Eleanor Harding, Daily Mail, December 18, 2015
An Oxford college is to remove a plaque dedicated to the 19th century imperialist Cecil Rhodes after students said it was ‘racist’.
The monument, on a building owned by Oriel College, was erected in 1906 in recognition of the vast sums of money the mining magnate left to the university.
But campaigners claim that forcing ethnic minority students to walk past it on their way to lectures amounts to ‘violence’ because the college benefactor believed in colonialism.
The university has also said it will consider demands to tear down a statue of Rhodes that stands at the entrance to the college.
A statement from Oriel said: ‘The College does not share Cecil Rhodes’s values or condone his racist views or actions. We commit to ensuring that acknowledgement of the historical fact of Rhodes’s bequest to the College does not suggest celebration of his unacceptable views and actions, and we commit to placing any recognition of his bequest in a clear historical context.
‘We are starting the process of consultation with Oxford City Council this week in advance of submitting a formal application for consent to remove the Rhodes plaque.
Its wording is a political tribute, and the College believes its continuing display on Oriel property is inconsistent with our principles.’

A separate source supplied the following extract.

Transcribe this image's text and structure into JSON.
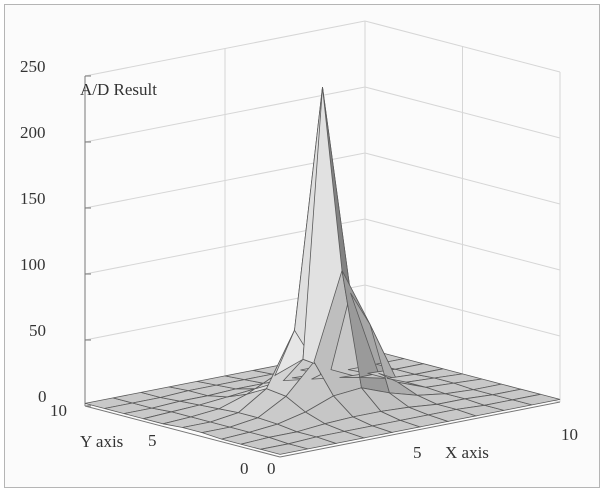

Rhodes, an advocate of colonial power in Africa, has been accused of helping to pave the way for apartheid. A diamond miner, he was an ardent expansionist of British influence and was the founder of Rhodesia (now Zimbabwe and Zambia).
As an Oxford graduate, he left money to the university. Many overseas students–including former US president Bill Clinton, the Australian PM Malcolm Turnbull and the singer Kris Kristofferson–have studied there on Rhodes Scholarships.
The campaign to remove the Oxford statue follows a similar university protest in South Africa and has been led by a group called Rhodes Must Fall. At the University of Cape Town, a statue of Rhodes was attacked and eventually taken down.
The Oxford campaigners argue that the views of the politician are incompatible with an ‘inclusive culture’ at the university.
A spokesman said: ‘We note with excitement that the pressure mounted on Oriel College this past term by Rhodes Must Fall Oxford has led the college to a decision that it will immediately remove a plaque of racist and murderous colonialist–Cecil Rhodes–from a college building.’
While the plaque is not listed, the college needs the council’s permission to remove it because it sits in a conservation area. The college said it would now begin a six-month consultation about the statue. But as the building has listed status, it may be that nothing can be changed.
‘In the short term, we have put up a temporary notice in the window of the High Street building, below the statue, clarifying its historical context and the college’s position on Rhodes,’ the college said.
Annie Teriba, a Rhodes Must Fall campaigner, said earlier this year: ‘There’s a violence to having to walk past the statue every day on the way to your lectures, there’s a violence to having to sit with paintings of former slave holders whilst writing your exams.’